An energy‐based strategy to predict the thickness and content of randomly oriented nanolayers aggregates/agglomerates in thermoplastic polymer nanocomposites: Experimental and analytical approaches

Abstract

AbstractIn this study, the formation of clay nanolayer clusters inside the high‐density polyethylene (HDPE) matrix was evaluated using a specific strategy based on energy equilibrium in the melt mixing stage. Furthermore, the formed interphase region around nanoparticle domains was precisely evaluated considering the molecular structure of the matrix and linear variation of the physical/mechanical characteristics. The obtained results were used in a developed analytical model to predict the tensile modulus of the nanocomposite system containing randomly oriented nanoparticle domains. The domains consisted of exfoliated, intercalated, or aggregated/agglomerated nanolayers placed in different excluded volumes as the components of an equivalent box model.

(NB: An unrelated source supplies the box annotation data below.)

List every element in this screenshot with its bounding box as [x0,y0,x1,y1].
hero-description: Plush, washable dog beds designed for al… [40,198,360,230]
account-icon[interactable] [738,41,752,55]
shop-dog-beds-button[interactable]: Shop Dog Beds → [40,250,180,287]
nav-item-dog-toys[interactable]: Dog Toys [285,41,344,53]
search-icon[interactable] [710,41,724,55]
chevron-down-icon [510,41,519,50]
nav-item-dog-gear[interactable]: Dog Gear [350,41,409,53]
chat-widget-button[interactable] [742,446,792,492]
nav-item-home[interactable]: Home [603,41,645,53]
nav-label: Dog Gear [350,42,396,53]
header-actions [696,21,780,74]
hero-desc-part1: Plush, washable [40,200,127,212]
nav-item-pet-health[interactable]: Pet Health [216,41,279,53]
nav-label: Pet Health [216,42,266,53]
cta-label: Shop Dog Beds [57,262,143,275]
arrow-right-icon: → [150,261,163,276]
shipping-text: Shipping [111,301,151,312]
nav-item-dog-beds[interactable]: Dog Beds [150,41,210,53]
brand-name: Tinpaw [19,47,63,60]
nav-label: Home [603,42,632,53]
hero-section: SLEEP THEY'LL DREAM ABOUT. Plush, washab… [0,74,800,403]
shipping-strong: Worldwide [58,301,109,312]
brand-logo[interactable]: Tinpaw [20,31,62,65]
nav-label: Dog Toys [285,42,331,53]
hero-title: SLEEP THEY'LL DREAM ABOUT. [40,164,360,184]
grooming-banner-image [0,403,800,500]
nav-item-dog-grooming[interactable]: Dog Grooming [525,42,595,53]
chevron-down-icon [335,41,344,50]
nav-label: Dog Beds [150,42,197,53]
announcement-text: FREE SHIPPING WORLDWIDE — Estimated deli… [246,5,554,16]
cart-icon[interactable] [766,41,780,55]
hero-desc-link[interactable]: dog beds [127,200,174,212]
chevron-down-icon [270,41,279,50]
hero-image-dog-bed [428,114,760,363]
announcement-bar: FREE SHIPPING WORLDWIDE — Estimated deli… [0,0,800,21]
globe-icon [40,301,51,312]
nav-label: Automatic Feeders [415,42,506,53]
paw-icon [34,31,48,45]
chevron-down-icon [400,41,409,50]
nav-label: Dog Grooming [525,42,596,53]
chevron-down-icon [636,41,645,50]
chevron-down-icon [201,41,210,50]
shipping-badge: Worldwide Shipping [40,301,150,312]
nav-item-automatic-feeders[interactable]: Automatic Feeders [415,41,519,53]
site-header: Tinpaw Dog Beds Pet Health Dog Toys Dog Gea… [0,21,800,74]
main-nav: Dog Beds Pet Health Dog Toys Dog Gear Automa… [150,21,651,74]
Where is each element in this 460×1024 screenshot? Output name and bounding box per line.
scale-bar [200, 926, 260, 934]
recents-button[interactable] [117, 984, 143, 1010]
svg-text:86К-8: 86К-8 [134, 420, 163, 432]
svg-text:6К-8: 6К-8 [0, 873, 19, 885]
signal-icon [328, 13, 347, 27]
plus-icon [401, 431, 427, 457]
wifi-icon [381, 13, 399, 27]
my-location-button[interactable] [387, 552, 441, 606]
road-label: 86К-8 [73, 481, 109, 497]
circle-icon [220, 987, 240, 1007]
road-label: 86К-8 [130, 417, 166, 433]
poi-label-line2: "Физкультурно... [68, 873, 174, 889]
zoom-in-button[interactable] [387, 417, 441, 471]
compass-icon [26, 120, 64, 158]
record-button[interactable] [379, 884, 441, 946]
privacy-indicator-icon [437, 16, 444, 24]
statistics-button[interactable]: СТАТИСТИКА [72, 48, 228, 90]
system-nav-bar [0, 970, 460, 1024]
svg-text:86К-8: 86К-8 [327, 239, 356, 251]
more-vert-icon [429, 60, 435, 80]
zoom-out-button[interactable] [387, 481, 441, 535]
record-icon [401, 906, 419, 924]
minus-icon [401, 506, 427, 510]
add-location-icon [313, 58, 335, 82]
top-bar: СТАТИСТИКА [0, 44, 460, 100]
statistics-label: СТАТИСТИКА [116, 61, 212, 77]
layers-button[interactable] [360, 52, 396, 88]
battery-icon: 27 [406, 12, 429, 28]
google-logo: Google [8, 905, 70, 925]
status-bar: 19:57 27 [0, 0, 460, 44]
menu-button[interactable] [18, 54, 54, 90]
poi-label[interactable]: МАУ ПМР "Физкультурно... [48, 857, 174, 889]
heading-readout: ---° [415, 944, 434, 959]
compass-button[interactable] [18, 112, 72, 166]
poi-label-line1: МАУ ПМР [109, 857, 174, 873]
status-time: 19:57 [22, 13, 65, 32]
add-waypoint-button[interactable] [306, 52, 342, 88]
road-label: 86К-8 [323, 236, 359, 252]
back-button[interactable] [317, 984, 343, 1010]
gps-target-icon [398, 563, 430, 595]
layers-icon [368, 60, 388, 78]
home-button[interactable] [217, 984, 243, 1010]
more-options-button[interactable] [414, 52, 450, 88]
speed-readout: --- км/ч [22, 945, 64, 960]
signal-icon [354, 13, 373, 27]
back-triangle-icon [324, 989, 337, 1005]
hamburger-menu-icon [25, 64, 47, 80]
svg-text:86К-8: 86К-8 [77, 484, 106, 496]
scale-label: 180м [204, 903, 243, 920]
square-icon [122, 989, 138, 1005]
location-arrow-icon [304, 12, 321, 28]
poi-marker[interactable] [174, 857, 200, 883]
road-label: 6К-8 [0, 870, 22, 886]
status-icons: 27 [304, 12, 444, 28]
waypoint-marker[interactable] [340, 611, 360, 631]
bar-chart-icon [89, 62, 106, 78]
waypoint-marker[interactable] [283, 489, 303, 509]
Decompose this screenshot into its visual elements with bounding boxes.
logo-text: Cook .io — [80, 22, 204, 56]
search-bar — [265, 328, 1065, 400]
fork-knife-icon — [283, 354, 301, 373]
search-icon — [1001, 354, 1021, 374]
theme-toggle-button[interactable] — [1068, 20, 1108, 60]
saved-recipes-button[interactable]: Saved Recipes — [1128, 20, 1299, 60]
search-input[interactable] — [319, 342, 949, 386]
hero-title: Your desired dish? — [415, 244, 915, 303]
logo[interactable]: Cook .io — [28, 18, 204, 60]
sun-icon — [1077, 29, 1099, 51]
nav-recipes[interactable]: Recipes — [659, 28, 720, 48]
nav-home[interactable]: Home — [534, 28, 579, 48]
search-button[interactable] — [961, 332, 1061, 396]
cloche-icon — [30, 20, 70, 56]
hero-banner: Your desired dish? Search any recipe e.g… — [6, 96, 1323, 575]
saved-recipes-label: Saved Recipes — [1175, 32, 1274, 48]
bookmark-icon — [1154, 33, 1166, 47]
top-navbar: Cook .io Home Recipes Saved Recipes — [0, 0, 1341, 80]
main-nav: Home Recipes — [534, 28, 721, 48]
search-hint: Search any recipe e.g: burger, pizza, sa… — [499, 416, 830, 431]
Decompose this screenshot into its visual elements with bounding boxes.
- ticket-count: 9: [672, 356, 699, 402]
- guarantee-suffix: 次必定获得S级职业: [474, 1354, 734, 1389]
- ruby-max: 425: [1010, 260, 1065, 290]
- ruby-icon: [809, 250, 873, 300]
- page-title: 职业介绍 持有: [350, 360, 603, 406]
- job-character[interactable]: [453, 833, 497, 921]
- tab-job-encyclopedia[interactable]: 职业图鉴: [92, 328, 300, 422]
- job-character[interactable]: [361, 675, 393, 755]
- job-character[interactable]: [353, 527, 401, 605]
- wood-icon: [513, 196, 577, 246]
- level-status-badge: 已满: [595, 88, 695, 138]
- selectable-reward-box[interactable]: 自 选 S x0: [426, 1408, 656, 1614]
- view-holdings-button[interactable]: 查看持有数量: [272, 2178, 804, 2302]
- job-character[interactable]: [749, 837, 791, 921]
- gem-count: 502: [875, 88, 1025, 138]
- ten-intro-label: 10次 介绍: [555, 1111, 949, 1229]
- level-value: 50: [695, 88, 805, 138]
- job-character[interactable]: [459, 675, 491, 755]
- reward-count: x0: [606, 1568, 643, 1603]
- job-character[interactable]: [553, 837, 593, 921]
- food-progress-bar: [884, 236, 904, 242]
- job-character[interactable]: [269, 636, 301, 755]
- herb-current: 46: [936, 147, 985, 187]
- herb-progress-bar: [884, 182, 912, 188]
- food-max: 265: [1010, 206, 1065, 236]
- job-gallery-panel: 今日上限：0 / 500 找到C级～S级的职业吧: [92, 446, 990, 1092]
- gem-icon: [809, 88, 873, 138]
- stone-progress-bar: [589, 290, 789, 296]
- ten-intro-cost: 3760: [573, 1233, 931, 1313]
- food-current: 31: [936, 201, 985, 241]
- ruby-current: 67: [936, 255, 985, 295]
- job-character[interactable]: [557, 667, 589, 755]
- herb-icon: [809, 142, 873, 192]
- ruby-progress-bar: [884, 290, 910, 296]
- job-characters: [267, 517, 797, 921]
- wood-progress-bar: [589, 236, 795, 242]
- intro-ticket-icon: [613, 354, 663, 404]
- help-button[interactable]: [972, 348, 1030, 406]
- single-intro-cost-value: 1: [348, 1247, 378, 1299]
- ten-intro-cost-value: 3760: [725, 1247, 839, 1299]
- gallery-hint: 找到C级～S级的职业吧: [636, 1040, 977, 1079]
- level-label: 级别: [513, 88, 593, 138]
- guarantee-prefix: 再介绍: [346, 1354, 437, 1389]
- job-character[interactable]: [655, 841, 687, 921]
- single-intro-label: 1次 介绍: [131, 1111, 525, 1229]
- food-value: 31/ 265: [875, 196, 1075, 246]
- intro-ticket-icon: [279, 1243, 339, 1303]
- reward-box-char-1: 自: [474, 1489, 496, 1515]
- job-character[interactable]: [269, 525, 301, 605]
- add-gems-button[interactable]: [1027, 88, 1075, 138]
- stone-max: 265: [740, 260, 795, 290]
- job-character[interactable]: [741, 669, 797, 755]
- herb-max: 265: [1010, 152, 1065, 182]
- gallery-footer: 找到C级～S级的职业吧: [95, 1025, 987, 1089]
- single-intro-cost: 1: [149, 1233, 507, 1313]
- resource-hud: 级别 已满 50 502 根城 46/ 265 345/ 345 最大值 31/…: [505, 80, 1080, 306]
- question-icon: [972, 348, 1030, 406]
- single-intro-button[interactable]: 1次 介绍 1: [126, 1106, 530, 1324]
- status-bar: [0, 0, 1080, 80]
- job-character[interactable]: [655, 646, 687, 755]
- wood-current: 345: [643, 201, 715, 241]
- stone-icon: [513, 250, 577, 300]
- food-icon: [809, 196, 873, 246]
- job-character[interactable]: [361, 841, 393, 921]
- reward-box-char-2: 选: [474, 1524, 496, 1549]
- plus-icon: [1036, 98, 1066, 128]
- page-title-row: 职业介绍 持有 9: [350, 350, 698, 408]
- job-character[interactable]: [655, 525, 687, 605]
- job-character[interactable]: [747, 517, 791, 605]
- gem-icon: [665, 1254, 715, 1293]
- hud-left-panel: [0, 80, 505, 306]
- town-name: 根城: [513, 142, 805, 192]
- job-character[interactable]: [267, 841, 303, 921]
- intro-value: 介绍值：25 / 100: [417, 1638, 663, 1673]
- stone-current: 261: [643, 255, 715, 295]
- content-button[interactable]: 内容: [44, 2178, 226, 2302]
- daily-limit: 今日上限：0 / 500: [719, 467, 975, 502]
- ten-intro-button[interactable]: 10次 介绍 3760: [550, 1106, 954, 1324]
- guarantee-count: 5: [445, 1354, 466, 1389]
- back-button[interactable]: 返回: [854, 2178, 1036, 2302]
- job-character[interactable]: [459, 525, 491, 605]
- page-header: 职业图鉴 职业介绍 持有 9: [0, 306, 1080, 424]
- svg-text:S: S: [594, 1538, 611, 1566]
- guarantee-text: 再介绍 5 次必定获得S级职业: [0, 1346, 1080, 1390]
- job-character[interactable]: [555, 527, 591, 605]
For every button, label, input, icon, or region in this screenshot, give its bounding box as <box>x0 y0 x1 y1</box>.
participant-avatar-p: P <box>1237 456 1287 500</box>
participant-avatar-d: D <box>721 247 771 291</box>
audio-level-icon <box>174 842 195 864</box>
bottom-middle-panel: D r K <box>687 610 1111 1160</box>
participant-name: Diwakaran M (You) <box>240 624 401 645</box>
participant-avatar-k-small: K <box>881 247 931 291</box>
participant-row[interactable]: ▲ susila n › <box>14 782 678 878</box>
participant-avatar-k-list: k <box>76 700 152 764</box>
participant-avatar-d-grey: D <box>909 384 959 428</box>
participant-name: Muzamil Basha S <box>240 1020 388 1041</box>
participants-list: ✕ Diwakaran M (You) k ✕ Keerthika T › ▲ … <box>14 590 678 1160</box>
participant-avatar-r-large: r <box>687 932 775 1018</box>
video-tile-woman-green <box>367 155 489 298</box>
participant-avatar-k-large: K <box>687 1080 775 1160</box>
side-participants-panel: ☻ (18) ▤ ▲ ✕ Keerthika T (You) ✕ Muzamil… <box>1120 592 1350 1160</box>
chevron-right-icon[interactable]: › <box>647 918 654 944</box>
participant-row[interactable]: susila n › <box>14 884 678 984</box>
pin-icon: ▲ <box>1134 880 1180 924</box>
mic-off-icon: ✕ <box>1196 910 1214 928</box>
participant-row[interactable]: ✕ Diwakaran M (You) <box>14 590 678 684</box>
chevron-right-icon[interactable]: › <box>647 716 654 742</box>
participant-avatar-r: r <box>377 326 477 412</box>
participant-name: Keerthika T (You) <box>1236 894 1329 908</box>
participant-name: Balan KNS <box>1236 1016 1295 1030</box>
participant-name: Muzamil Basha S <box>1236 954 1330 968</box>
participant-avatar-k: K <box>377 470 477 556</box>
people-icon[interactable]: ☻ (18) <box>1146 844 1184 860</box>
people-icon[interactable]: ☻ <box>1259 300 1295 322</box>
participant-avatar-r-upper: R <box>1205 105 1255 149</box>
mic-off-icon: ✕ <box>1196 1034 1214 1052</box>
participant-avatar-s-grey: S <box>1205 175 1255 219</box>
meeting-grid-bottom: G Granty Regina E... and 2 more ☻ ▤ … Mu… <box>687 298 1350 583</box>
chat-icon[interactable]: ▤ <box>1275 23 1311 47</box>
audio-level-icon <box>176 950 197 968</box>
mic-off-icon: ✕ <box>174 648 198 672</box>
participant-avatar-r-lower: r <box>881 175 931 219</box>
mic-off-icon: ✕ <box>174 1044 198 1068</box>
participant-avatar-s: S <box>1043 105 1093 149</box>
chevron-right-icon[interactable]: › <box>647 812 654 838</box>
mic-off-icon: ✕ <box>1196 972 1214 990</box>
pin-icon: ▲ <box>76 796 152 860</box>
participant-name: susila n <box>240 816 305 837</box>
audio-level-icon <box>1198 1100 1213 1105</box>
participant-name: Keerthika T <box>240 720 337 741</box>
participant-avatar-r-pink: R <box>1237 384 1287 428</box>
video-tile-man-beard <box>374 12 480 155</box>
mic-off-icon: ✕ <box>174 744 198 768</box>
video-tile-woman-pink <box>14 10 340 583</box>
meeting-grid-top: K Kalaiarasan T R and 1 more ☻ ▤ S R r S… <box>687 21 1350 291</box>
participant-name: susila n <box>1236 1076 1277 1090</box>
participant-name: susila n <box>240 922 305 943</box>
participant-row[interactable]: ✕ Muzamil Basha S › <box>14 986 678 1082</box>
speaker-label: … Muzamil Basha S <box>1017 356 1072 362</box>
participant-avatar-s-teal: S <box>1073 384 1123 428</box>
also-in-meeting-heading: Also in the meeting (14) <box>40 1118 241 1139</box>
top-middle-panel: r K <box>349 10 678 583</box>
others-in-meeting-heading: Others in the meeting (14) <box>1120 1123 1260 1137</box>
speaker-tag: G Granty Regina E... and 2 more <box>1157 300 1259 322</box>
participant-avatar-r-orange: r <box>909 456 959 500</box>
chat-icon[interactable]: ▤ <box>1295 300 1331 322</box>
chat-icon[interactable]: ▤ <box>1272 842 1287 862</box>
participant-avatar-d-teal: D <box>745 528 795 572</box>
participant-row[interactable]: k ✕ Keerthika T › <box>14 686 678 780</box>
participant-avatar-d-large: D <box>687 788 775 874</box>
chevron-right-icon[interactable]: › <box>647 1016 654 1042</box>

Different comparative studies were performed using the obtained data from different tests, applied to the prepared HDPE/clay nanocomposite samples, and other data from the literature. It was found that the confrontation between the exerted dispersion energy, by the mixer, and interparticle cohesion energy defined the thickness and physical/mechanical characteristics of the final aggregates/agglomerates in a nanocomposite. Though, the size and content of aggregates/agglomerates increased with the content of initially added nanoparticles. Consequently, the random orientation of each nanoparticle domain and formation of the polymer/particle interphase were proved to have determinative impacts on the mechanical properties of the system.